It's been a year in which the painful shortcomings of the BBC have become all too obvious. There was the disaster of the Royal Jubilee river pageant, during which the world's broadcast technology leader with a £5bn a year budget couldn't even manage to maintain an audio stream from some boats in the middle of the capital's river to its banks because of drizzly rain, though the content, produced by the BBC's Head of Jackanory, was deeply insulting to anyone over 12 years old anyway. We learned that the BBC's new breed of reporters, like David Cameron, are deeply ignorant of our history; Lock the hatters, they avowed, made the hat worn by Nelson at Waterloo.
We also had the BBC outclassed at every turn in reporting events in Libya, and currently Syria. Whilst Sky and Al-Jazeera film teams were up with the action on the ground, the risk-averse BBC teams, four times the size, filmed from their hotel balconies. Sky gave us the fresh debris of war and tracer rounds impacting on adobe walls whilst the BBC gave us distant plumes of smoke over the rooftops.
The Olympics were not filmed by the BBC and therefore went OK.

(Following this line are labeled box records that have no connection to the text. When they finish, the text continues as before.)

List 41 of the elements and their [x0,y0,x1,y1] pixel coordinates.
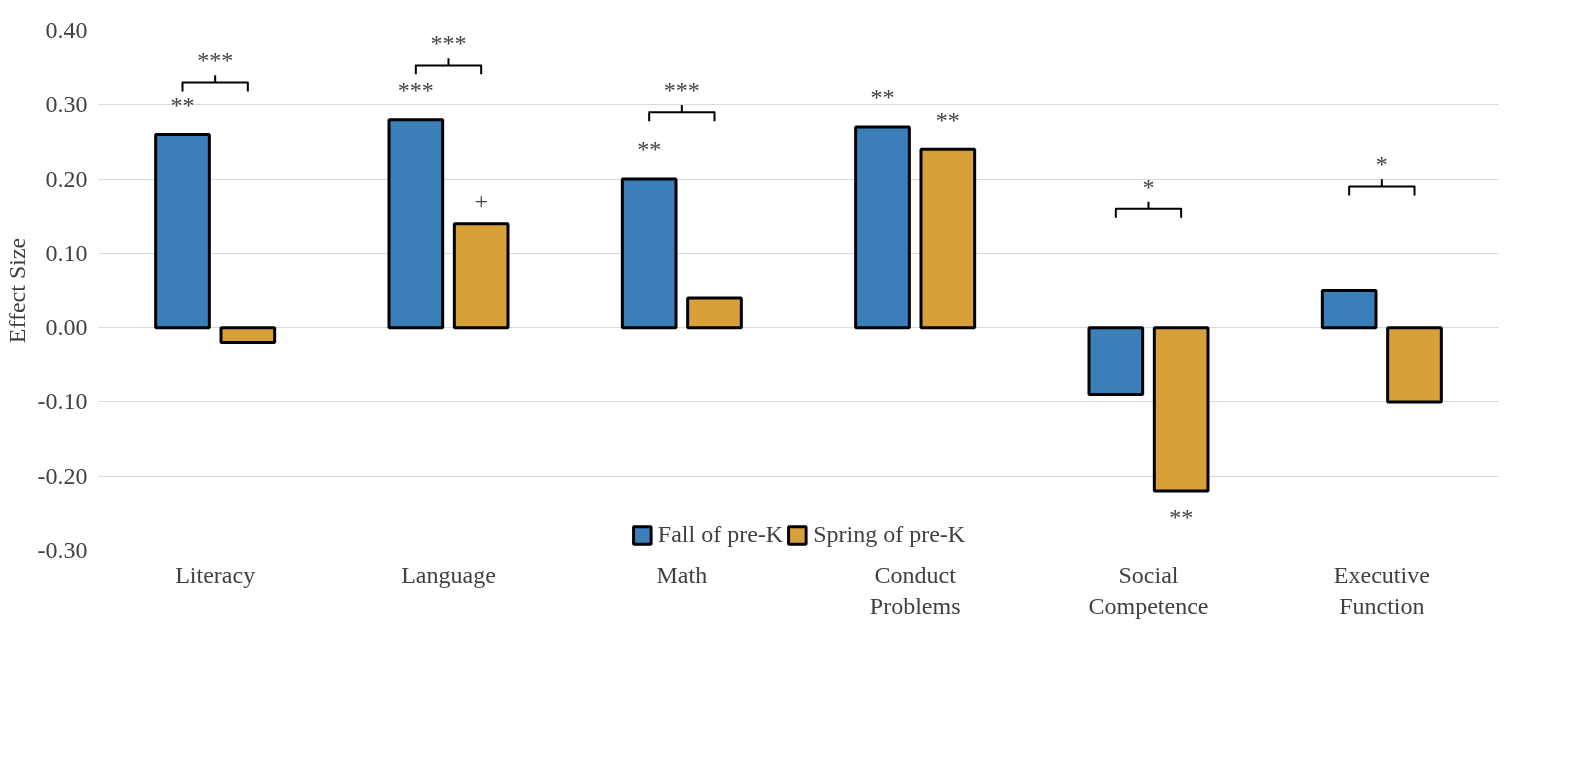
bar [154,133,211,330]
annotation: ** [870,84,895,111]
bar [620,177,678,330]
y-tick-label: 0.30 [45,91,88,118]
bar [452,222,510,330]
bar [1320,289,1378,330]
bar [1087,326,1145,396]
legend-label: Fall of pre-K [657,521,784,548]
annotation: * [1142,173,1155,200]
bar [686,296,743,330]
x-tick-label: Math [656,561,708,588]
y-tick-label: -0.20 [37,462,88,489]
y-tick-label: -0.30 [37,537,88,563]
annotation: *** [397,76,434,103]
annotation: *** [197,47,234,74]
annotation: *** [430,30,467,57]
annotation: + [474,187,488,214]
bar [1386,326,1443,404]
legend-label: Spring of pre-K [813,521,966,548]
y-tick-label: -0.10 [37,388,88,415]
x-tick-label: Language [401,561,496,588]
annotation: ** [1169,504,1194,531]
y-tick-label: 0.00 [45,314,88,341]
y-tick-label: 0.20 [45,165,88,192]
bar [219,326,277,344]
x-tick-label: Executive Function [1333,561,1430,619]
annotation: ** [637,136,662,163]
x-tick-label: Conduct Problems [869,561,961,619]
annotation: ** [935,106,960,133]
x-tick-label: Literacy [175,561,256,588]
bar [919,147,977,330]
annotation: *** [663,76,700,103]
y-tick-label: 0.10 [45,239,88,266]
bar [387,118,445,330]
annotation: ** [170,91,195,118]
y-tick-label: 0.40 [45,17,88,43]
x-tick-label: Social Competence [1088,561,1209,619]
annotation: * [1375,151,1388,178]
y-axis-title: Effect Size [3,237,30,344]
bar [854,125,911,330]
bar [1152,326,1210,493]
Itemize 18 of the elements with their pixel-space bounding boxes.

Then, with interludes telling of coke-snorting on Blue Peter and Pudsey being in re-hab, we learned that the BBC's Saint Jimmie was actually Britain's most prolific kiddie-fiddler, abusing children under the BBC's banner for decades; "We thought everyone knew" they said, echoing the position argued by Labour's Deputy Leader, Harriet Harman that “childhood sexual experiences, willingly engaged in, with an adult result in no identifiable damage”. Harman was no doubt duly astonished at the stream of highly-damaged individuals who subsequently appeared on other channels telling their stories.
That the Savile story wasn't broken by the BBC was the result of an editorial timidity exemplified by the Corporation's new Chief Executive, George Entwhistle, a man as charismatic a leader as an aged Galapagos tortoise, and with about as much sustained interest in his own organisation. Then the McAlpine story that was broken, and missed the target by a mile. Even this blog warned against mistaken identity.
And now Incurious George gets a whacking payout from the TV tax in return for his past credulity and future good behaviour, still sulking and clearly believing the need for his resignation was 'not fair'. The BBC's 2007 Charter, awarded for 10 years, made it fair; the BBC Trust, headed by Lord Patten, was for the first time completely operationally independent from the broadcast organisation - and clearly Patten believes this also means that the Trust has no responsibility whatsoever for operational disasters, for his own resignation is slow in coming.
The shape of the BBC's new Charter from 2016 must now be in serious question. The need for change is manifest. The Culture Secretary now has the opportunity to re-think the Charter from the ground up - though I have little hope this omnishambles government will actually have the will to tackle the task.